CDN and Edge Computing Deep Dive — Anycast, Cache Invalidation, DDoS Defense, Lambda@Edge vs Workers vs Compute

Authors

Introduction — The 1.3-Second Battle

2006 Amazon experiment: every 100ms of added page latency costs 1% in sales. 2017 Google: on mobile, going from 1s to 3s increases bounce rate by 32%.

To win back a second, internet companies have spread servers across the globe, manipulated BGP, stacked cache tiers, and even placed serverless functions within 100km of every user. In this post:

  • The birth of CDN — the problem Akamai solved in 1998
  • The internals of Anycast routing — "how does the same IP route to the nearest location everywhere?"
  • Cache tier strategies — tiered, shielded, push
  • The hard problem of cache invalidation and real-world patterns
  • DDoS defense — the L3/L4/L7 three-layer shield
  • The meaning of edge computing and the three major products (Lambda@Edge, Cloudflare Workers, Fastly Compute)
  • Image/video transformation at the edge
  • Zero Trust — replacing VPN with Cloudflare Access
  • Three real-world incident case studies

In the previous post WebAssembly + WASI Deep Dive, we showed Wasm as the execution engine of the edge. In this post, we look at the globe-scale infrastructure that engine runs on.

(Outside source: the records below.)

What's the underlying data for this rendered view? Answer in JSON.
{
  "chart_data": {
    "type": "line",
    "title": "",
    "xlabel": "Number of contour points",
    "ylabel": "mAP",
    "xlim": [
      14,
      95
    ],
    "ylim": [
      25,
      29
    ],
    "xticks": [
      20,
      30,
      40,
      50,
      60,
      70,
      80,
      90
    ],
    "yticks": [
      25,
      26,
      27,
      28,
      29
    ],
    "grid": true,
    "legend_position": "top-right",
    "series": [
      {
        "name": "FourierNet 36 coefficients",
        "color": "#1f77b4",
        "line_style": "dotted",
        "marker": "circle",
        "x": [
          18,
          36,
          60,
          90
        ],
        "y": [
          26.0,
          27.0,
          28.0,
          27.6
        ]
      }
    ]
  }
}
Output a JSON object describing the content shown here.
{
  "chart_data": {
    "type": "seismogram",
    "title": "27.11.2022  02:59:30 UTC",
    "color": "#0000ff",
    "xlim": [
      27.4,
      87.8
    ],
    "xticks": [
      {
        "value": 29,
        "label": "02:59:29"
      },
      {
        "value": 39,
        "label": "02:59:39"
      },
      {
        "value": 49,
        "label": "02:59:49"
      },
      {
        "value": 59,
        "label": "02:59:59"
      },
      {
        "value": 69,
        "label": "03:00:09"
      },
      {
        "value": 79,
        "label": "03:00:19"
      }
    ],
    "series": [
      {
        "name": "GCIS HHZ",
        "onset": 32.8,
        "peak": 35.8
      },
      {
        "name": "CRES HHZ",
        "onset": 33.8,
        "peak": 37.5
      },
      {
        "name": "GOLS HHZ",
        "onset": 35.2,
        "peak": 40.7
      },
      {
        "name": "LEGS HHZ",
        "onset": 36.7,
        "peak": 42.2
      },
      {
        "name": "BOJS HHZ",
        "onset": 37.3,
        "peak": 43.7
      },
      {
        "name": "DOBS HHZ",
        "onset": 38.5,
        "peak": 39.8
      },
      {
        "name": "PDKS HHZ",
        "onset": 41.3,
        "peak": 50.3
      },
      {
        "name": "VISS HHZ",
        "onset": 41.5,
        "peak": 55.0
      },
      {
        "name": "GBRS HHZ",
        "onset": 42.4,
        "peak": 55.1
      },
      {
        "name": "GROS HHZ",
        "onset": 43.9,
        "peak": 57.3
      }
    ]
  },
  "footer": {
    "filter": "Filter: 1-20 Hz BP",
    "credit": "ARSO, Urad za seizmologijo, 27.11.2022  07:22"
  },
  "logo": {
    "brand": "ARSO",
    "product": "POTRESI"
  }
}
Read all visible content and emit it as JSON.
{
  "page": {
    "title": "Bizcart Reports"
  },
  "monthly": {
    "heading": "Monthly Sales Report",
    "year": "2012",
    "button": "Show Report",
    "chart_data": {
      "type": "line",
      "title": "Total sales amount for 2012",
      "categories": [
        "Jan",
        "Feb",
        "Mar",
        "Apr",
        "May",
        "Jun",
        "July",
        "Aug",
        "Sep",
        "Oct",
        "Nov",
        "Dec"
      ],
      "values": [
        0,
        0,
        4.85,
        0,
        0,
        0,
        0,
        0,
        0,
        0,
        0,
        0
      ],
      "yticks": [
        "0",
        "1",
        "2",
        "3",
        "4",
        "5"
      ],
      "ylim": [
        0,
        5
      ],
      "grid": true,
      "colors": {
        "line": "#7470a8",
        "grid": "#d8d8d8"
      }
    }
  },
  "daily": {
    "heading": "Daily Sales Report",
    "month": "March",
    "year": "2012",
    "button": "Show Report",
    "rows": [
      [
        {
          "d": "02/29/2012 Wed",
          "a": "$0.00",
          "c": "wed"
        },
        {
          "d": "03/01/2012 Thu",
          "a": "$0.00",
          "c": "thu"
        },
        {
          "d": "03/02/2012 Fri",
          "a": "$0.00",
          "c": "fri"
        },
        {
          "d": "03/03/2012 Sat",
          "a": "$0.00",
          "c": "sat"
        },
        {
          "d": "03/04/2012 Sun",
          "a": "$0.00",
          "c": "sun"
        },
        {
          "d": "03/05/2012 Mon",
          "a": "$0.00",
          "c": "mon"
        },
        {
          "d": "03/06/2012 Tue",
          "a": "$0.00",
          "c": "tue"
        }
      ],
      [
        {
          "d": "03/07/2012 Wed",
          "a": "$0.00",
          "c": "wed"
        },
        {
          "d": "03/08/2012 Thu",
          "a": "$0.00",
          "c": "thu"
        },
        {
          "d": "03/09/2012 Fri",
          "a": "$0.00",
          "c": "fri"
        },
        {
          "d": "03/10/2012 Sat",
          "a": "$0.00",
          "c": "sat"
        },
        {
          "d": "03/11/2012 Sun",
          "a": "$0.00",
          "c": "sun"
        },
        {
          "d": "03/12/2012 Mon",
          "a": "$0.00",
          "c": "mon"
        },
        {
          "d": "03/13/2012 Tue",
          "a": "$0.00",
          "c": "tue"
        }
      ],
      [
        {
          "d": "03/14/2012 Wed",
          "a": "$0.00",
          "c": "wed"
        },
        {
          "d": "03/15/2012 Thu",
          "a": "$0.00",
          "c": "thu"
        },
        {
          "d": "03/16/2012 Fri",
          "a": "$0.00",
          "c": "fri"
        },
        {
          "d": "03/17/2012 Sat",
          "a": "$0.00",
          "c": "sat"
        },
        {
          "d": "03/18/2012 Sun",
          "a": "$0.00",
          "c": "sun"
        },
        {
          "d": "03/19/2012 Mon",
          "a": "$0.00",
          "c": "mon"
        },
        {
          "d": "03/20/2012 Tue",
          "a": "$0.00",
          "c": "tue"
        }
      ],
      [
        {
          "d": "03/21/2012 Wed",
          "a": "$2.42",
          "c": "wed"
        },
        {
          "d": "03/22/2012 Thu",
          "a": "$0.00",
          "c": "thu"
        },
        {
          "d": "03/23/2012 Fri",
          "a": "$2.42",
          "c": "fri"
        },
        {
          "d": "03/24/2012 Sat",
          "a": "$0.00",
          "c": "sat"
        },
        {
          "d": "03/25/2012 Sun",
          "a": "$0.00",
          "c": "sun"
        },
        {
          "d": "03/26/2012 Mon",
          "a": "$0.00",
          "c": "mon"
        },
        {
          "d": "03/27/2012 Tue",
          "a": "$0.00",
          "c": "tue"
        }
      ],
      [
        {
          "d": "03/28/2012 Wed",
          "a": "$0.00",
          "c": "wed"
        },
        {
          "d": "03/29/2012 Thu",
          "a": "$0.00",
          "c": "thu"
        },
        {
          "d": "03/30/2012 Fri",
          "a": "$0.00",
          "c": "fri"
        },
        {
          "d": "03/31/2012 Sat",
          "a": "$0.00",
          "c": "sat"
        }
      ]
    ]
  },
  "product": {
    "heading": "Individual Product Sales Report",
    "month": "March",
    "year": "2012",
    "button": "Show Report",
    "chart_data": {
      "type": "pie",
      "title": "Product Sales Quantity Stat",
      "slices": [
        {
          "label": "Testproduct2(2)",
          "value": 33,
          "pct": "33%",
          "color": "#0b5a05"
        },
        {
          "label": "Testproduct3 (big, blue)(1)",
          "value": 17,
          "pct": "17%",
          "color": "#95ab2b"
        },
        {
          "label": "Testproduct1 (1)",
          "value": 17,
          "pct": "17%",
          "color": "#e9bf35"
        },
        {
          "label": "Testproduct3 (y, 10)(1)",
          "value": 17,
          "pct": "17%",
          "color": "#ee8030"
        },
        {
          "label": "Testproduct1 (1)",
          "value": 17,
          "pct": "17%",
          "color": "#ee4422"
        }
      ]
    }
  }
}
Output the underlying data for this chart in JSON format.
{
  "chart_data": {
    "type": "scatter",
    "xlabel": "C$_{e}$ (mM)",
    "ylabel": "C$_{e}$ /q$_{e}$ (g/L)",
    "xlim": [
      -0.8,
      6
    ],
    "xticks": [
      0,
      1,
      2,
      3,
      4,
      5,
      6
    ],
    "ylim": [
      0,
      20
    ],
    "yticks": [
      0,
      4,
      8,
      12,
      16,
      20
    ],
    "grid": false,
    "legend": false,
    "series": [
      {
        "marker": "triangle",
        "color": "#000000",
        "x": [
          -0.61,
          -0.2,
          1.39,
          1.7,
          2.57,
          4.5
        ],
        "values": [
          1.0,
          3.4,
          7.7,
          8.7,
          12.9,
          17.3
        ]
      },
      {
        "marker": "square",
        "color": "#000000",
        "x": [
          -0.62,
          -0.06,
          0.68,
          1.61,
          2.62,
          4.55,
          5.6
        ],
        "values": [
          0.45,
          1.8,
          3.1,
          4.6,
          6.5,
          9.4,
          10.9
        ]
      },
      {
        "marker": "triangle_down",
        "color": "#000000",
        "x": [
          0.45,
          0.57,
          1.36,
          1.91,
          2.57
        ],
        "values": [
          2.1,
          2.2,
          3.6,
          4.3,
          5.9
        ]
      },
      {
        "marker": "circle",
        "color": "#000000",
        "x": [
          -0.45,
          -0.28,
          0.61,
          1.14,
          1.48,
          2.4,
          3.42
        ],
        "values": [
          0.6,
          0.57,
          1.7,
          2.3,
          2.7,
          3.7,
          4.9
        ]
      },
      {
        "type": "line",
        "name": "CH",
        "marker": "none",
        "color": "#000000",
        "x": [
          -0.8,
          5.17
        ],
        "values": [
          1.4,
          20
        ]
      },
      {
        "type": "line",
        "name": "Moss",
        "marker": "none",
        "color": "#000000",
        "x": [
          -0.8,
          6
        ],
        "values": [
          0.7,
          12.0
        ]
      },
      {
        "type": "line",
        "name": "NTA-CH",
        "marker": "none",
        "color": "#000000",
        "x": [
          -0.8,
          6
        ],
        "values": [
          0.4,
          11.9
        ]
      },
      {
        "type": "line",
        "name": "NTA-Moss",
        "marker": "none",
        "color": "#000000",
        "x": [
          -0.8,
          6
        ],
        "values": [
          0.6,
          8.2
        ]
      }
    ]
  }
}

1. The Birth of CDN — Akamai, 1998

The Problem: 1997 Super Bowl

CBS tried streaming a sports event over the web. The server was in Boston, users in California. In 1997, a round trip across the US took about 70ms, plus bandwidth contention. The site went down.

An MIT research team turned this into a company — Akamai (Hawaiian for "smart/quick").

The Solution: Replicate Content Close to Users

Place cache servers in POPs (Points of Presence) at ISPs around the world, and serve identical requests from the nearest server. In 1999, Akamai commercialized the world's first global system that responded to a user's DNS query with a geographically distinct IP.

1999-2025 CDN Evolution

  • 1999: Akamai commercialized, static asset caching
  • 2004: LimeLight, the predecessor of CloudFront
  • 2008: AWS CloudFront launches
  • 2009: Cloudflare founded, introduces free plan
  • 2011: Fastly — high performance based on Varnish
  • 2017: Cloudflare Workers — edge computing goes mainstream
  • 2019: Fastly Compute@Edge (Wasm-based)
  • 2022: CDNs absorb Zero Trust, DDoS, and Bot defense
  • 2025: Cloudflare/Fastly extend AI inference to the edge

2. Anycast — Same IP, Different Locations

Traditional DNS-Based Geo Routing

1990s Akamai approach: user queries a.akamai.net → DNS inspects the client IP and returns the closest server's IP.

Limitations:

  • Location inferred only from the recursive resolver's IP, often inaccurate (improved via EDNS Client Subnet)
  • No path change until TTL expires
  • Requires maintaining many IPs

Anycast — Magic at the BGP Level

Cloudflare assigns the same IP 1.1.1.1 to thousands of servers across 300+ cities simultaneously. When a user sends a packet to 1.1.1.1, BGP routing automatically delivers it to the closest server.

How it works:

  1. Cloudflare advertises the 1.1.1.0/24 prefix from every POP with the same AS number via BGP
  2. Neighboring ISPs pick the shortest AS-path among multiple routes
  3. The user is routed to the geographically closest POP

Benefits of Anycast

  • No need for DNS-level tuning
  • If one POP goes down, BGP automatically re-routes to the next closest POP (failover in seconds)
  • Single IP serves the entire globe

Anycast's Pitfalls

Session persistence is hard. What if the BGP path changes during the initial TCP 3-way handshake? The new POP only saw the SYN, not the ACK, so the connection fails.

Workarounds:

  • Most CDNs keep BGP paths stable enough
  • QUIC/Connection ID-based migration (previous post)
  • Session affinity: switch from Anycast at the entry point to internal Unicast for L7 sessions

3. Cache Tiers — From Edge to Origin

The Order a Request Encounters Caches

[User] -> [Edge POP (nearest city)] -> [Regional cache] -> [Origin Shield] -> [Origin server]

The role of each tier:

Edge POP: within 50-200km of the user. Target: 90%+ hit ratio. Regional cache: continent/region level. Used on edge miss. Origin Shield: right before origin. Shared cache to minimize origin load. Origin: the actual content store (S3, web server).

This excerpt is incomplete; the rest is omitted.